Figuras - Montserrat Gudiol

Al contestar un correo, observaba ayer la cantidad de encajes que nuestro idioma nos permite hacer con el corazón. Se lo debemos lógicamente a ese latín, moribundo en las aulas de algunos institutos y universidades, que nos ha nutrido durante siglos como una buena madre, hasta que nos fuimos haciendo lo suficientemente mayores como para correr por nuestra cuenta.
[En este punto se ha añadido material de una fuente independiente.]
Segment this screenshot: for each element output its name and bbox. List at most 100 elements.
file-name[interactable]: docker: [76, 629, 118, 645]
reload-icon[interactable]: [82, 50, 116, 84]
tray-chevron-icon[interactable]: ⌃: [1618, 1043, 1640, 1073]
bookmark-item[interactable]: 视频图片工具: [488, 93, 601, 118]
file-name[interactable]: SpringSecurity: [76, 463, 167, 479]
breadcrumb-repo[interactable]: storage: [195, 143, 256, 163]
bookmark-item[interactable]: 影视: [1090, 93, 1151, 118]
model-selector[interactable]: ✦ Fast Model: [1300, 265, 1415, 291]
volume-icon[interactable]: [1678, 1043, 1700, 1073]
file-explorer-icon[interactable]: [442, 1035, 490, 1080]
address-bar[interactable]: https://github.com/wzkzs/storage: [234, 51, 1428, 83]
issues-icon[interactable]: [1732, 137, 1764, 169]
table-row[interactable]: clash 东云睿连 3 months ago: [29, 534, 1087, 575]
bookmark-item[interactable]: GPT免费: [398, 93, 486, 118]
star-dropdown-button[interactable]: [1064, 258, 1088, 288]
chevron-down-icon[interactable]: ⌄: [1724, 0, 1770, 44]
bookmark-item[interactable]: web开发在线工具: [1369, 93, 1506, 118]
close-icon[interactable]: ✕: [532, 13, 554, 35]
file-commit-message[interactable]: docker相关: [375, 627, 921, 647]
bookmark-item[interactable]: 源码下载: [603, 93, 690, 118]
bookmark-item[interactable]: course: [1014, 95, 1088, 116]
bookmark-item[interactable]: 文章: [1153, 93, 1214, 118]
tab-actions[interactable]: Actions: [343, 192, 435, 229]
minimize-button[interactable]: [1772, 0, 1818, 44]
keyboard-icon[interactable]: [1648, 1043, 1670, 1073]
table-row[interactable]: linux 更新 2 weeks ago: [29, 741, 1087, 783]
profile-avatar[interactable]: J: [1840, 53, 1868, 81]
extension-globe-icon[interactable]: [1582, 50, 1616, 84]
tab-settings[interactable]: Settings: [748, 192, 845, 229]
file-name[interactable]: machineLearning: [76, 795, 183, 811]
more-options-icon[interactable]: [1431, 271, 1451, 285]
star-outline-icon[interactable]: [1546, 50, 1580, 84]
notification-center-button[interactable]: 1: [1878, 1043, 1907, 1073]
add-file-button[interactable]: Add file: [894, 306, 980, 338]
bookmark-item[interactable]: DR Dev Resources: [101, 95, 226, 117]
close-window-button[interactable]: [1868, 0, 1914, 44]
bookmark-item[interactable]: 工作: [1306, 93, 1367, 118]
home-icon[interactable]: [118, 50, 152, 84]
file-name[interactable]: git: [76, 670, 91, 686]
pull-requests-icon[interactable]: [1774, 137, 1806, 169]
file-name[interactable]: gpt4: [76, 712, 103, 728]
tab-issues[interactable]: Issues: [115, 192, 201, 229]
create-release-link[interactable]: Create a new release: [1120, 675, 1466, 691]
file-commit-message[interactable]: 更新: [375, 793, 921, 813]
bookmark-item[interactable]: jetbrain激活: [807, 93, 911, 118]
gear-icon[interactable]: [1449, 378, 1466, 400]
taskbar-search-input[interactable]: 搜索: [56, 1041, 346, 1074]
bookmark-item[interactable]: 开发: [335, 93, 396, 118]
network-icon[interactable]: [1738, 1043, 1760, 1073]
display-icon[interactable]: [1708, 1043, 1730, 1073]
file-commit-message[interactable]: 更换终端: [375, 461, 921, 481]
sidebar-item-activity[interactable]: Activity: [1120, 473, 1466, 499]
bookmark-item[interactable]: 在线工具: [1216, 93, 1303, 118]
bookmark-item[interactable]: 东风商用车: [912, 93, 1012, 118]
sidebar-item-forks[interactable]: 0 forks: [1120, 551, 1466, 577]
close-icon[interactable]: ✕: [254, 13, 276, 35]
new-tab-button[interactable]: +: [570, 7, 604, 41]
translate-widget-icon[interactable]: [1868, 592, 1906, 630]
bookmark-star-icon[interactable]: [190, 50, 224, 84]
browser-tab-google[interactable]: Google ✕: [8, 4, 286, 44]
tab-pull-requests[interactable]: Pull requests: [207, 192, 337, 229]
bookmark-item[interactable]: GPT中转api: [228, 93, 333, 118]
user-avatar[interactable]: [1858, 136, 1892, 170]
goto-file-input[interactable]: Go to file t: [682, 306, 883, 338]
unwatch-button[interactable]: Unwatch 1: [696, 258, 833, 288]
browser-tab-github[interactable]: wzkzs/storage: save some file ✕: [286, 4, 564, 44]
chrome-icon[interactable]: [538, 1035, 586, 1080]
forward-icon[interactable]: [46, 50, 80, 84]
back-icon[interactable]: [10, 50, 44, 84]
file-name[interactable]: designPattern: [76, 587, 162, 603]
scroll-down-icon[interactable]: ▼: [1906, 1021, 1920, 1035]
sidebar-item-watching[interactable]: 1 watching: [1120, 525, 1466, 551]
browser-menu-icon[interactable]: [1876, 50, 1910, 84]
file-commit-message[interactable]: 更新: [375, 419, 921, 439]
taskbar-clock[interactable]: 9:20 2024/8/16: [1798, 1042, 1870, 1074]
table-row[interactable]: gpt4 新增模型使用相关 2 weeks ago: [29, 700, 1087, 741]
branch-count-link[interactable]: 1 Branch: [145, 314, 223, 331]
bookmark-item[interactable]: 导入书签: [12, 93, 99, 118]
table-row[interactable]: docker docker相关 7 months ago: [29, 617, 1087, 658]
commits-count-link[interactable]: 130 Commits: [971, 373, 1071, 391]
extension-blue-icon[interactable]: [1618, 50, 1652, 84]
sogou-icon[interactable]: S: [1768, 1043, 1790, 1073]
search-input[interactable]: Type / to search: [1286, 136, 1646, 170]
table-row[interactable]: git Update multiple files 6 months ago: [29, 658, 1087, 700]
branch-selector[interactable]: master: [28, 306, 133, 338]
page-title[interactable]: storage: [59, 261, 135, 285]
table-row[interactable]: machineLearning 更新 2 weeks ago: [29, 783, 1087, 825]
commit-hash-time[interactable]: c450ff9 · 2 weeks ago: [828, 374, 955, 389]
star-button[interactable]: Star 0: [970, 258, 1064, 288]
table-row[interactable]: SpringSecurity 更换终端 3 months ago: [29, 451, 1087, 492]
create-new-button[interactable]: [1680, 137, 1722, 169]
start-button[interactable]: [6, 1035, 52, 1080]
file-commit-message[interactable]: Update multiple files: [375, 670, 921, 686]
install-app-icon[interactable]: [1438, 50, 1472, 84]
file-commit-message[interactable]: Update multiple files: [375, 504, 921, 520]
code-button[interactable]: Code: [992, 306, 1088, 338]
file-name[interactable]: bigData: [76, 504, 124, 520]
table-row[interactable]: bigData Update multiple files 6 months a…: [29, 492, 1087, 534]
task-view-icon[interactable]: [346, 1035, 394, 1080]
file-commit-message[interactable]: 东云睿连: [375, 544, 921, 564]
Ilustra lo que comento (pues cor-coris es la raíz de la palabra corazón), el que despidamos los escritos con «un cordial saludo», que es un entrañable modo de llegar al otro. Lo mismo sucede cuando decimos a alguien «te recuerdo», ya que, sin saberlo (al re-cordare), estamos pasando a ese alguien nuevamente por nuestro infatigable corazón. O, también, cuando discrepan unos cualesquiera y se oyen sus «discordantes» voces.
Acordar
, incordiar, coraje, concordancia, cordíaco o cardíaco y sus derivados, cuerdo, etc., son sólo una parte de los casos que indefectiblemente nos remiten al corazón cuando hablamos. Un viejo atavismo que deriva de las tinieblas científicas de unos tiempos en los que se reverenciaba la primacía absoluta del corazón sobre los demás órganos, y así lo trasladaba el lenguaje.
Dicho lo cual, me permito una recomendación: A quienes tengan cierto entusiasmo cirujano por satisfacer su curiosidad, hendiendo la epidermis de nuestra lengua para conocer algo mejor sus entrañas, el «Breve Diccionario Etimológico de la Lengua Castellana», de Corominas, es un excelente escalpelo.